O conceito de que o trabalho produtivo garante a dignidade do ser humano está ficando ultrapassado após a revolução cultural disseminada pela esquerda. Em vez de enxergar a caridade como aquilo que ela é – uma ajuda, as pessoas têm visto tais esmolas como um “direito”, ignorando que tal “direito” exige como contrapartida, o dever de outro trabalhar para pagar a conta. O governo virou aquilo que Bastiat afirmava: a grande ficção através da qual todo mundo se esforça para viver à custa de todo mundo. Uma “vida digna” para todos, garantida pelo governo, eis o sonho atual. O governo promete aos pobres tirar dos “ricos” para distribuir em nome da “justiça social”, e promete aos “ricos” protegê-los dos pobres, que sem ajuda estatal seriam um bando de criminosos revoltados. Com esse discurso falacioso, o governo engana todo mundo, e concentra poder e recursos. Como no império romano, os governos atuais ainda dão pão e circo para as massas, sob o pretexto de ajudar os pobres. Triste é tanta gente ainda cair nesse velho conto do vigário – ou melhor, do político.

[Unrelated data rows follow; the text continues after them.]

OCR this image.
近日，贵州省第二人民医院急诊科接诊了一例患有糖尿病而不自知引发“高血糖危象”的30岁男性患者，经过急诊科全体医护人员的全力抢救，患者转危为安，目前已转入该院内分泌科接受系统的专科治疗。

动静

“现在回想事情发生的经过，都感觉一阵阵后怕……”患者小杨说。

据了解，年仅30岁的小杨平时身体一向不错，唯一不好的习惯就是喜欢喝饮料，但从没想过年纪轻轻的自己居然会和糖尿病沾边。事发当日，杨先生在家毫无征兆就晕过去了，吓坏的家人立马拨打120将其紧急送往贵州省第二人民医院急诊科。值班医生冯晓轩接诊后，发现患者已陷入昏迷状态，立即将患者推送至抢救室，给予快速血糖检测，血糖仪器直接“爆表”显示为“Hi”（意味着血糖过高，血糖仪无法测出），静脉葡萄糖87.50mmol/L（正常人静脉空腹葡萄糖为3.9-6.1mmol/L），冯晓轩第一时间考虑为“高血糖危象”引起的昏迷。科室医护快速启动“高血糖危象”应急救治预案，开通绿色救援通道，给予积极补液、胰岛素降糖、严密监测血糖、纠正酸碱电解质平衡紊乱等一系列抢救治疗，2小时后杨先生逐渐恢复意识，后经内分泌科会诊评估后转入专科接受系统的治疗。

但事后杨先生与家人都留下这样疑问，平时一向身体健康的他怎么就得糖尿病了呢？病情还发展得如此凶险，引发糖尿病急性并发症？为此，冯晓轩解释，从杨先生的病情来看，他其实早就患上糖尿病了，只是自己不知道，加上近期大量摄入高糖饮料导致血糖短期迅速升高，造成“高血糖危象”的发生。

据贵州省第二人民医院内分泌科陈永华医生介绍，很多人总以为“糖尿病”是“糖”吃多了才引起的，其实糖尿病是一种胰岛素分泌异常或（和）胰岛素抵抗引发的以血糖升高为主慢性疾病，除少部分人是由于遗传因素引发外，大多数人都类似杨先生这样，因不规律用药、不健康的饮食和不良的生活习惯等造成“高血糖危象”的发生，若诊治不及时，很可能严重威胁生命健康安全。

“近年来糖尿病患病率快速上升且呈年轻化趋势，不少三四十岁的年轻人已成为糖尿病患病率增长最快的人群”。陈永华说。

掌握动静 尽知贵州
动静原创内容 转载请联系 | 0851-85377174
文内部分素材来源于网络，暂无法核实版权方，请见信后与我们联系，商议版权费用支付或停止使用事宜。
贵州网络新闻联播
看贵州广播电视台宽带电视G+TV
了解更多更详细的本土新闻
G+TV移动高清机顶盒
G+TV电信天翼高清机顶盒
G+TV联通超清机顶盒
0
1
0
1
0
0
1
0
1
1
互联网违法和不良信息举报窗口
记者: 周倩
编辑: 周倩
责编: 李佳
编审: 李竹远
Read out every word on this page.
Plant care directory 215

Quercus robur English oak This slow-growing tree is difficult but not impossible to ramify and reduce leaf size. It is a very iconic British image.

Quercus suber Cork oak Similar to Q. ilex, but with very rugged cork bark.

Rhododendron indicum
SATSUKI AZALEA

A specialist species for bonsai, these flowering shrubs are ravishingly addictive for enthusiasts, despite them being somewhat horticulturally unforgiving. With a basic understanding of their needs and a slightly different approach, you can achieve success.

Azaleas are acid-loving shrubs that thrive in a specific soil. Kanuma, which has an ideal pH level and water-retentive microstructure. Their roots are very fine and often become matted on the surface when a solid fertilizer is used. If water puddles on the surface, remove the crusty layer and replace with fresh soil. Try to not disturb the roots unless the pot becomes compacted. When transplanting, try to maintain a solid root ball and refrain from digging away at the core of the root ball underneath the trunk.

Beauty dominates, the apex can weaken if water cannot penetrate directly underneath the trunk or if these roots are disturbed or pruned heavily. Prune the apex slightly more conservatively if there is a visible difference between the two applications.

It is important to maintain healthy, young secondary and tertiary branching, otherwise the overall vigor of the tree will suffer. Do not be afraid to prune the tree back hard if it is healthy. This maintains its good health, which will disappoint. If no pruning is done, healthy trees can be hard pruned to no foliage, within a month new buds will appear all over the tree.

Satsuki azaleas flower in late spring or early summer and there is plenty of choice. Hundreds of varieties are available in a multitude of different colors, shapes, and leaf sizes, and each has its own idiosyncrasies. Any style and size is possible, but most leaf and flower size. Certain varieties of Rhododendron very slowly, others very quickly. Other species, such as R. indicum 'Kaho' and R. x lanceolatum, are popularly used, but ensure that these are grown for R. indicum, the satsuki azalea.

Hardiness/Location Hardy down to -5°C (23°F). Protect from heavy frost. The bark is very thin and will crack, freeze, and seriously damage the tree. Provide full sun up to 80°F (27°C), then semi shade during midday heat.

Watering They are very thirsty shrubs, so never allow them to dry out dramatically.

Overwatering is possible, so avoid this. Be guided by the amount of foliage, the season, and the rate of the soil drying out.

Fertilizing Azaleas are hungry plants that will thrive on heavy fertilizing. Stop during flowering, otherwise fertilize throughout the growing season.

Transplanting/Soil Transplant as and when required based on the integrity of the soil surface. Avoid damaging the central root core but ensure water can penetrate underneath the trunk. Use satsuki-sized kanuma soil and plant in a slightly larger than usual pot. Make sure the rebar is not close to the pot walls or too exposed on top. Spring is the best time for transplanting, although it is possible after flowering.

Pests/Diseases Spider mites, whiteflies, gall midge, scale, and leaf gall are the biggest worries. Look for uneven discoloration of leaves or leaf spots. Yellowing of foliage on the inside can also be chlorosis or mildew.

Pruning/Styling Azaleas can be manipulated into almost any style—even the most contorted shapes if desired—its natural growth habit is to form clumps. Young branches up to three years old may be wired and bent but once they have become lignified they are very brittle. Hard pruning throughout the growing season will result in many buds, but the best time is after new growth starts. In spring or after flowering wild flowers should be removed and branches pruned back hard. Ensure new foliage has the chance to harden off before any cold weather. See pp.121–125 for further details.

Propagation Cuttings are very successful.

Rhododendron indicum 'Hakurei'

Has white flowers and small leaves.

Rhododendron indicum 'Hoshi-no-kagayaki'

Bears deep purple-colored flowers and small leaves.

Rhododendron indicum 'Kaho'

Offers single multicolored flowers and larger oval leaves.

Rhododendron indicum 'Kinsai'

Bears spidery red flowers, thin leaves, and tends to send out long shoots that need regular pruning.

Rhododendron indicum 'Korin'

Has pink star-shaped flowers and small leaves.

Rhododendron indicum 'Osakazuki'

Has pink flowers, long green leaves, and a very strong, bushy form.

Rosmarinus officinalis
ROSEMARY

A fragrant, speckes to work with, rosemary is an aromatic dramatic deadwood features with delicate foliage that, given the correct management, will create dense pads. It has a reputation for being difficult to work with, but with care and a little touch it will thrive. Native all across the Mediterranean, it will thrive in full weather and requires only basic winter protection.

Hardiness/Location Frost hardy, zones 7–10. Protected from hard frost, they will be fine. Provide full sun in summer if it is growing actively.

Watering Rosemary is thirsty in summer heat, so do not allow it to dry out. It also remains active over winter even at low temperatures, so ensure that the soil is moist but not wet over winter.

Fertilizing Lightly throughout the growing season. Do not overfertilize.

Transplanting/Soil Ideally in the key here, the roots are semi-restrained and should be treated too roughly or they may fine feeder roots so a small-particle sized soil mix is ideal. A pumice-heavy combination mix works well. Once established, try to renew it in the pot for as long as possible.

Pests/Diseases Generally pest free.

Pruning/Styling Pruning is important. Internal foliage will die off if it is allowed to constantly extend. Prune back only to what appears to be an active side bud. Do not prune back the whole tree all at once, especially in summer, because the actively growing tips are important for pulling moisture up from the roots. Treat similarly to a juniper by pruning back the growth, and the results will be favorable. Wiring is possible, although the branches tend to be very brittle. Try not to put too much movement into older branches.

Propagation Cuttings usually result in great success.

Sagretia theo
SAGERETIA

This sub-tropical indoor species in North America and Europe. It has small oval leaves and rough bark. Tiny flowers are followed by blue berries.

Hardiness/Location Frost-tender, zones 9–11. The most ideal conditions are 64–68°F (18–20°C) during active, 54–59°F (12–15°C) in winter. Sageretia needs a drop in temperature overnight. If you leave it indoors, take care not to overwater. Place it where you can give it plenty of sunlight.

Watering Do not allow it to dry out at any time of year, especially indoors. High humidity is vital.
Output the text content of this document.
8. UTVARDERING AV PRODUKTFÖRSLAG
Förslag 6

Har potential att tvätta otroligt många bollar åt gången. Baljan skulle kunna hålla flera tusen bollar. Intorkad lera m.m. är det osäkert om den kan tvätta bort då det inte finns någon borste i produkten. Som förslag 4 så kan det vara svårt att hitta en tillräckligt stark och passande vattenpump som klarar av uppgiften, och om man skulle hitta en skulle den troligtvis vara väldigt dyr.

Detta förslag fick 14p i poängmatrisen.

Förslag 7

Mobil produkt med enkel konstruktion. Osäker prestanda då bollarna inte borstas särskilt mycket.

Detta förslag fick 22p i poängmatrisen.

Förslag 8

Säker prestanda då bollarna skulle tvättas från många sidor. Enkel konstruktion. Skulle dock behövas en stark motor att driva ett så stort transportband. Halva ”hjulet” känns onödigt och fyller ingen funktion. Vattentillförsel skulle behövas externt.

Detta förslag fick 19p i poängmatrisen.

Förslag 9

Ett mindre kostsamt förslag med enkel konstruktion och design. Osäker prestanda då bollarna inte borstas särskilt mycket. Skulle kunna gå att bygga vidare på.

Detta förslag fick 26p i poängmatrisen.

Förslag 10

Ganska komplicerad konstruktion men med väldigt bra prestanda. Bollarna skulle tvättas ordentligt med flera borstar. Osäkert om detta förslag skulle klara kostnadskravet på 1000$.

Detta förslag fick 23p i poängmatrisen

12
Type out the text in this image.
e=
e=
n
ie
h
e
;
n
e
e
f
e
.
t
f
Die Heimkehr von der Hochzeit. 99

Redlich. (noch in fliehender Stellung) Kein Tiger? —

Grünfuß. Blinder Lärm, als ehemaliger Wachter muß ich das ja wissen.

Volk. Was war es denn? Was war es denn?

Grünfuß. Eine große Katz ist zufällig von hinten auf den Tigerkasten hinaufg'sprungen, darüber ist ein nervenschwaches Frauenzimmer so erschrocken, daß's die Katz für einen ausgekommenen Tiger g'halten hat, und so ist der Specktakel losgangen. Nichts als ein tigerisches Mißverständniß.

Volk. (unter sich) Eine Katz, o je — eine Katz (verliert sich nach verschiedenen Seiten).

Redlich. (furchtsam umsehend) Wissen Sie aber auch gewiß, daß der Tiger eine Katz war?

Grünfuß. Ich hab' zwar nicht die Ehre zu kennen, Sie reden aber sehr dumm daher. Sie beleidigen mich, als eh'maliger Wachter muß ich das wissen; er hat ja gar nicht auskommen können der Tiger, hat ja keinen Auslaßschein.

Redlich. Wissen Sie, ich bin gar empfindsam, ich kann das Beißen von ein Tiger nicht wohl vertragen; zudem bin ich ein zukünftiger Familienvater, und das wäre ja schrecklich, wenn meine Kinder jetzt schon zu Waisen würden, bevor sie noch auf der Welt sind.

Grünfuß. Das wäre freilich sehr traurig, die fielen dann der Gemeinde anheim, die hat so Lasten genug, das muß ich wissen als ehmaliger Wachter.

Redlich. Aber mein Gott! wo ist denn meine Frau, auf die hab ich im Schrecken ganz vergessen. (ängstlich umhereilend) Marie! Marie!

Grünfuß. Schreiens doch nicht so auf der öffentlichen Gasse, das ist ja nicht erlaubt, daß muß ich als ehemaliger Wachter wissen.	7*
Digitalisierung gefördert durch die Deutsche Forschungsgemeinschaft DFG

Mas de repente o imbecil sou mesmo eu, que insisto em apresentar argumentos racionais para reflexão, enquanto as massas de fato celebram o seu panis et circense, achando que o presidente Lula é o messias que veio para lhes salvar.

8 comentários:

ohomemdagravataflorida disse...

O governante precisa dos necessitados mais que os necessitados precisam do governante

Unknown disse...

Rodrigo,
Acho seu artigo e seus argumentos muito bons e como culturalmente sempre fui alienado em assuntos de política, economia e afins, seus artigos tem sido de grande valia p/ minha educação nesses assuntos.
Por questões de minha natureza pessoal sempre procurei conhecer mais e mais sobre assustos ligados a arte, música, filosofia, religião e espiritualidade.
Meus estudos e vivências nesses assunto me levaram a acreditar hoje que cada indivíduo é responsável pelo seu próprio bem estar. Que cada um possue a força e os instrumentos necessários denro de si mesmos para reconhecer e decidir aquilo que é melhor para si. E que o bem estar comum só pode ser alcançado quando a grande maioria da população estiver em condições de reconhecer isso e aplicar em suas vidas particulares.
Como diz o Dalai Lama, pessoas felizes tem a tendência a serem mais caridosas e menos egoístas, e pessoas infelizes, em grande nível de insatisfação pessoal tem a tendência a serem mais egoístas e destrutivas(com outros e consigo mesmas).
Então se é possível e necessário que exista ajuda mútua entre os indivíduos acredito que esta deve ser direcionada para a concientização dessa idéia. Os esforços devem ser direcionados a ajudar aqueles que não reconhecem esse poder em si mesmos a reconhecer suas forças, capacidades e auto-responsabilidade.
Nunca tinha me interessado por política e economia porque nunca consegui fazer um link de minhas crenças com oque lia, via e ouvia sobre o assunto.
Mas seus artigos me deixam muito feliz por reconhecer uma grande semelhança entre minhas crenças espirituais e filosóficas e a visão sobre políca e economia que você explana.
Por isso não concordo com o começo do último parágrafo de seu artigo. Acredito que seu trabalho tem grande importância na concientização e ajuda muito na tranformação das velhas crenças errônias que tanta miséria e sofrimento tem gerado aos seres humanos tanto nas relações sociais, como nas relações íntimas e pessoais.
Espero que tenha firmeza p/ continuar e cada vez mais sucesso nessa árdua tarefa de combater idéias tão arraigadas na maioria, e tão degradantes e p/ o ser humano.
Um abraço e obrigado.
Marcio.

Gian disse...

Concordo com a necessidade dos governos no Brasil diminuírem o custo fiscal sobre os trabalhadores e empresas, mas discordo de centrar esforços no Programa Bolsa-Família, pois, dentro das ações governamentais, esta é das menos piores.
Enquanto na maioria delas é oferecido um prato pronto para o "beneficiado", ao menos nestes programas de transferência de renda é ele quem decide a forma de utilizar os recursos.
Sendo um mal menor, deveria ser o último a sofrer ataques, embora faça parte da imensa máquina populista que este governo está formando às nossas custas.

Everardo disse...

Rodrigo, se não há uma única indicação no mundo dos economistas de que temos alternativas para o pleno emprego, como fugir de bolsas-famílias em todos os países do mundo, no futuro breve? Indique uma solução - que não seja a da seleção natural, a lei do mais forte (a livre competição), a sobrevivência do mais apto (a meritocracia)e outras alternativas que escondem a irresponsabilidade pela vida dos pobres do sistema.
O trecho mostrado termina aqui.